鶯谷にある台東区立書道博物館に行ってきました☆実はもともと美術館や博物館に行くことは大好きですが、絵を見ることが多く書道の分野は見てこなかったんです…(大学も造形を学んでいたので(^▽^;))。最近臨書の世界に足を踏み入れたのを機に、色んな書の世界を見てみたいと思うようになり初めて訪れました。感想として、書道を学んでいる人も、書道に興味が無い人でも、きっと何かを感じられる場所だなと。これを読んだ人の中で「行ってみようかな~」と思う方がいたら嬉しいなと思います!
中村不折による貴重な書のコレクションが見られる博物館
書道博物館は鶯谷駅から徒歩5分ほど。ラブホ街の中に突如として現れます(笑)。正式名称は「台東区立書道博物館〈中村不折記念館〉」。洋画家であり書家でもあった中村不折の貴重なコレクションを見ることができる施設です。ちなみに向かいには、中村不折ともつながりがあった正岡子規が最後に暮らした家でもある「子規庵」があります。※私が訪れた時は、コロナの影響で残念ながら閉館中でした(´;ω;`)。
私が訪れたのは2020年10月。今年の12月13日までは「中村不折の世界」という企画展が開催中です♪この博物館を建てたご本人の人生、世界観に触れられる機会が、訪れた最初にあたって幸運でした(*ノωノ)
館内は写真禁止なので、撮影は入口まで。館内の作品やコレクションに存分に浸ってください~♪
せっかくなので、ここからは書道博物館と企画展のパンフレットからの情報も織り交ぜて簡単にご紹介しますね。書道博物館を創設した中村不折(1857~1916)は、明治から昭和に渡り、美術界と書道家に足跡を残した人物です。画家を志した不折は若いころにフランスへ留学。躍動的で力強い写実的な写実主義を確立して、帰国後は教育者としても尽力をします。★不折については、こちらの記事で改めて紹介しています!
不折は、明治時代を生きた文豪たちと交流もあったことから、夏目漱石の「吾輩ハ猫デアル」などの挿し絵なども手がけました。
不折は書道研究にも没頭します。きっかけは日清戦争従軍記者として中国に行ったことからでした。そこから約40年かけて書の貴重なコレクションを集めていくようになります。ちなみに不折自身、独自の大胆な書風を生み出しました。その書体は”不折流”とも呼ばれています。「新宿中村屋」の看板文字や清酒「日本盛」などのラベルなどを書いたことでも有名です。

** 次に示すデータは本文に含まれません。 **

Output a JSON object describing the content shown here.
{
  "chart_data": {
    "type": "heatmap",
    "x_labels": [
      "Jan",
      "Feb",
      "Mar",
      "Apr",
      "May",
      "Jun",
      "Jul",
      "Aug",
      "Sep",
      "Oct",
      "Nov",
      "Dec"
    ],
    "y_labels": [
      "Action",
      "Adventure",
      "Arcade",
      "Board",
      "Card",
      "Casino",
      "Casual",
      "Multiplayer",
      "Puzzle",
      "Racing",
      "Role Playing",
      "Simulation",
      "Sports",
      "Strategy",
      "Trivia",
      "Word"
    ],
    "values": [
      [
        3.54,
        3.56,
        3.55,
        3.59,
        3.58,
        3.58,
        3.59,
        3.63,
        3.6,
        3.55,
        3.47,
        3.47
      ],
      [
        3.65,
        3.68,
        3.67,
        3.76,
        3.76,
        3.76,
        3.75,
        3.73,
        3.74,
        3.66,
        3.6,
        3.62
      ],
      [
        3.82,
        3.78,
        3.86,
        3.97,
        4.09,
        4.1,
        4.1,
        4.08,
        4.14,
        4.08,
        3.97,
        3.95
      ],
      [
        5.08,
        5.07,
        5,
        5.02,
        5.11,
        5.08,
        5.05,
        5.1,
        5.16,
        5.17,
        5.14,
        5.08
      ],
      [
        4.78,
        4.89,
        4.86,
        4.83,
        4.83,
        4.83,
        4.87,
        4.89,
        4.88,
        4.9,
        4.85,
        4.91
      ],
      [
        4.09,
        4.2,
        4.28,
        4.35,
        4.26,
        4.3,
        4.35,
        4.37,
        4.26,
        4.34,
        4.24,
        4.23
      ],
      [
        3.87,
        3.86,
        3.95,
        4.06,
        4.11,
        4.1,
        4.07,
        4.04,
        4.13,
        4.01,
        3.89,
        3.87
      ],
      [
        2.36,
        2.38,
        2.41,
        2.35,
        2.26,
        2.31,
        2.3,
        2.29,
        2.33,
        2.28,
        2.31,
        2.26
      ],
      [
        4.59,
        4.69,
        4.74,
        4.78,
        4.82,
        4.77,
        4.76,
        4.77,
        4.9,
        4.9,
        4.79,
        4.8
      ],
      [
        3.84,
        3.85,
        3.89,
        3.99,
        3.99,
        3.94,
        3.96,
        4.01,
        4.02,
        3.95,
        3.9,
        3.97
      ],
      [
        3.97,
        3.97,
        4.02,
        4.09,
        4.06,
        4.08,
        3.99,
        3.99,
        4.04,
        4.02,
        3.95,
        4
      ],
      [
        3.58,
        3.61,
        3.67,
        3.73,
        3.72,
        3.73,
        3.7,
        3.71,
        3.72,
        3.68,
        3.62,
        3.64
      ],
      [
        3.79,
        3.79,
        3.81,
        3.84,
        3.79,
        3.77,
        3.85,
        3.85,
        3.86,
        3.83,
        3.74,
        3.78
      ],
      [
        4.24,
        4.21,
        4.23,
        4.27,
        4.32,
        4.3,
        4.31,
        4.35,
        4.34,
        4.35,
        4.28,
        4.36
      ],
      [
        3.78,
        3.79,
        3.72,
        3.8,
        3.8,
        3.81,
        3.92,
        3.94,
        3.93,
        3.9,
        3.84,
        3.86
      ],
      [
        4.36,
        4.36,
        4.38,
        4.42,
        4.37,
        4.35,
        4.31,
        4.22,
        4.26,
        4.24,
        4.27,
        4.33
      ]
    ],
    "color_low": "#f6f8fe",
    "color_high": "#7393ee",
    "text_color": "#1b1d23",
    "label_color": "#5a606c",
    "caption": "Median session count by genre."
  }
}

文字が刻まれた貴重な文化財が多数!書の原点を学べる資料に驚き
ここの書道博物館で有するコレクションと、昭和11年に建てられたこの博物館建設にかかった費用は、全て不折自身が捻出しました。自分でかいた絵画や書を売ったお金で貴重な資料をかき集めたのです。中村不折記念館と本館の間にはちょっとした中庭があるのですが、ここには明治32年に自身が建てた資料を保管していた蔵があります。
本館には甲骨、青銅器、玉器、瓦当、塼、陶瓶、仏像、碑碣、墓誌、文房具などなどたくさんのコレクションが展示されています。書道博物館という名称から勝手に紙に書かれた書道作品が飾られているのかと思っていたのですが、もっと書の原点というか根本的な”はじまり”を実感できるようなものが多い印象です。美術品ではあるのですが、歴史的資料も多いので「書道美術館」ではなく「書道博物館」と名付けたのかもしれませんね。
個人的には中国古代に刻まれた石碑、仏像や墓誌は、胸を打つものがありました。書を書いた人、それを石に掘った人、繊細な文字列からその息遣いが聞こえてくるようで…。そのまま書の手本に出来るくらい美しい文字が刻されたものも多々ありました。博物館の規模から、普通にさらっと見ていくと1~2時間で見ることができます。書道好きの方はもちろんなのですが漢字や文字、中国の歴史が好きな方は是非お勧めしたいです(*´▽`*)。
余談ですが、私は夫と二人で訪れたのですが、そのまま上野まで散歩して美味しいランチも食べちゃいました。気負いせず、ふらっと訪れても楽しめる場所だと思います~!!